A palavra humanização anda um tanto desgastada. Vou dar a ela uma significação que me ocorreu para tentar dizer do que pretendo. Humanizar é sempre pensar alguma coisa tendo como ponto de partida os mais frágeis. Para dar um exemplo, humanizar o trânsito seria pensar a partir de pedestres e bicicletas e não dos automóveis, como normalmente se pensa. Humanizar, portanto, não é tarefa simples, é um desafio ético e político que vai na contramão do senso comum.
Humanizar a educação é pensa-la a partir dos que tem dificuldades de aprender e dos historicamente alijados de seus espaços; como negros e indígenas.
Humanizar a saúde é pensa-la a partir dos que tem a saúde mais frágil; como idosos e doentes graves.
Humanizar a cidade é toma-la a partir dos que estão à sua margem; como os moradores de rua e os doentes mentais.
Humanizar o campo é toma-lo a partir de seus habitantes mais vulneráveis; como os sem-terra e trabalhadores rurais.
Humanizar a sociedade é organiza-la a partir dos que usufruem menos de seus benefícios; como os mais pobres e excluídos.
Humanizar a segurança pública é estruturá-la a partir das maiores vítimas da violência; como os jovens, negros, mulheres e pobres.
Humanizar as leis é cria-las a partir dos que mais precisam dela para se protegerem; como mulheres, negros, gays e trabalhadores.
Humanizar a arquitetura é estrutura-la a partir dos que tem maior dificuldade de acessibilidade; como cadeirantes, deficientes físicos e idosos.
Humanizar é, portanto, estabelecer um pacto civilizatório de convivência que possa criar um mundo menos injusto e que acolha o maior número de pessoas possível. E isso vai muito além de caridade ou solidariedade. Trata-se de um compromisso ético de pensar o mundo a partir do outro, mas não de um outro que é igual a mim, mas de um outro que, pela sua fragilidade e desproporção de oportunidade, é radicalmente diferente de mim.
Humanizar é cuidar desse outro que eu naturalmente desprezaria. Não movido por piedade ou espírito cristão, mas por uma razão muito simples: quando conseguimos cuidar dos mais difíceis de serem cuidados, promovemos um lugar melhor para todos. Se tenho uma sociedade acolhedora para os que têm mais dificuldade, os demais serão naturalmente acolhidos. Por outro lado, qualquer política que faça opção apenas pelos mais fáceis de cuidar, promoverá excluídos, rejeitados e injustiçados.

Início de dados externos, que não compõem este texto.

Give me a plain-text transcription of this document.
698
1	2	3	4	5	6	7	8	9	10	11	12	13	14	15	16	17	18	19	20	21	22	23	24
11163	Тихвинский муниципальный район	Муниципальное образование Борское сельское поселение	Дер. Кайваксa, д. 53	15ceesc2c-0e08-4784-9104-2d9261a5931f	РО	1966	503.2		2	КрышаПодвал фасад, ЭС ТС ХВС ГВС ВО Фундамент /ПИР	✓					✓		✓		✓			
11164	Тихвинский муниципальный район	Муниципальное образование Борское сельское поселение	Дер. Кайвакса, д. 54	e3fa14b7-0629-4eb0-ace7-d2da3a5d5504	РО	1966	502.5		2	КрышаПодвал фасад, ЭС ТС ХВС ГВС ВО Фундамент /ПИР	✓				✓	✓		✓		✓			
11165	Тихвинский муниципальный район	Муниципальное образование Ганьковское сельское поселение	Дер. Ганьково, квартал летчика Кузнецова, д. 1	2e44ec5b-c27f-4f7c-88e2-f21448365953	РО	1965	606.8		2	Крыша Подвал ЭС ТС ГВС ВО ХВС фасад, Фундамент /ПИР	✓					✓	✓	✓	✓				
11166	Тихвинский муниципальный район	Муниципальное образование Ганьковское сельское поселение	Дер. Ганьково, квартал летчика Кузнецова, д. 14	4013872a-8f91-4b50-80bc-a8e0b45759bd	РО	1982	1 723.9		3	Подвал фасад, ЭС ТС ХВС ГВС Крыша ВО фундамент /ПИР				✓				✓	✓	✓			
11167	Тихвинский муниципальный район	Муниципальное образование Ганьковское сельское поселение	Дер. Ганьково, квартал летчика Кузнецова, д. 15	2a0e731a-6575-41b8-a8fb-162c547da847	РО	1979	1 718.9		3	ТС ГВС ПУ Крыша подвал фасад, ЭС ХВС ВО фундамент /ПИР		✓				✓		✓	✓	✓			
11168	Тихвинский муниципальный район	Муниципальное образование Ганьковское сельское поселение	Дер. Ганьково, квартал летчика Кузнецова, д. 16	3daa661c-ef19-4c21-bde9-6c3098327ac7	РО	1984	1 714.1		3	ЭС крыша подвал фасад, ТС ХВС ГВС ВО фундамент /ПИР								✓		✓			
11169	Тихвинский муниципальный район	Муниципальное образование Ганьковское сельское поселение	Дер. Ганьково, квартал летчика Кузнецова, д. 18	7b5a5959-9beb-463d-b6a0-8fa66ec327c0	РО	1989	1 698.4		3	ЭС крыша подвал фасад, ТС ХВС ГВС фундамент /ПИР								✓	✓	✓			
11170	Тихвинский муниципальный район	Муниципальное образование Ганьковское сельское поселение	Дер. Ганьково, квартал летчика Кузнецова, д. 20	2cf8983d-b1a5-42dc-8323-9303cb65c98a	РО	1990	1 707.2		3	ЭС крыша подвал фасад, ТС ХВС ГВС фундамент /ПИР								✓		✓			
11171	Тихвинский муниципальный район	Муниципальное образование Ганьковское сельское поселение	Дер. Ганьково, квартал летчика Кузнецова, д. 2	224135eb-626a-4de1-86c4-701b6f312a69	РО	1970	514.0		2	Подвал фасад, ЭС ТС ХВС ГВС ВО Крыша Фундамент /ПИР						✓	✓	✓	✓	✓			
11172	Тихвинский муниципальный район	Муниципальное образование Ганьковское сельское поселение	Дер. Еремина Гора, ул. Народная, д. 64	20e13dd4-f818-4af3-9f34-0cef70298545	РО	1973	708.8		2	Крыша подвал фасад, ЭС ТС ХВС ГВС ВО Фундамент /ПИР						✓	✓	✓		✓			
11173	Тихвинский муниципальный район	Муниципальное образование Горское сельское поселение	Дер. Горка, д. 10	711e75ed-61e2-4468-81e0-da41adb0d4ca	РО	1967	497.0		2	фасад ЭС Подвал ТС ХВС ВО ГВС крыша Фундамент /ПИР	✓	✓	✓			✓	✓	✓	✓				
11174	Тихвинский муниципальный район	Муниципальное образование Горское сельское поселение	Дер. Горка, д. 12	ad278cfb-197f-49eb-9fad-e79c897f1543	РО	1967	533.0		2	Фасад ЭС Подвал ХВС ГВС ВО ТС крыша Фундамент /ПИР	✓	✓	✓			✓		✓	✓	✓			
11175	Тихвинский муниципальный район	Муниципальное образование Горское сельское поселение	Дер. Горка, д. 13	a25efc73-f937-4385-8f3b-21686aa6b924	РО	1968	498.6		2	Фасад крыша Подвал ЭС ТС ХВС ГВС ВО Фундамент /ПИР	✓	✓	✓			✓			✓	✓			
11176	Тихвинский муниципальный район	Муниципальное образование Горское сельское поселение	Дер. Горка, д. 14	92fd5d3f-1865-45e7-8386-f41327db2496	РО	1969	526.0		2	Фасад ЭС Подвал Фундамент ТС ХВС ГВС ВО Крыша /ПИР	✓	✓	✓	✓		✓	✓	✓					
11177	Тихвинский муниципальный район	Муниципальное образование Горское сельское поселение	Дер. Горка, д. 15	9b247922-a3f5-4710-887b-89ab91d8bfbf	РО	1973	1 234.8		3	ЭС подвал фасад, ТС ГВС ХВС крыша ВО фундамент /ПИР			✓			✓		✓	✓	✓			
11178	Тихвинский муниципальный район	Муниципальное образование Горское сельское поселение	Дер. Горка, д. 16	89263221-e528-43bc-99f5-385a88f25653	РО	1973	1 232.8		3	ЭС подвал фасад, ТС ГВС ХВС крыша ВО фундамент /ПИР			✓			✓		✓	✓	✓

A política que eu desejo, defendo e partilho é essa política para a humanização. É a política que consegue fazer com que nós enxerguemos o mundo para além dos nossos próprios interesses e vaidades. É a política que sustenta um pacto civilizatório simples: ou lutamos por uma cidade que seja boa para a grande maioria (a maior possível), ou ela não será boa para ninguém.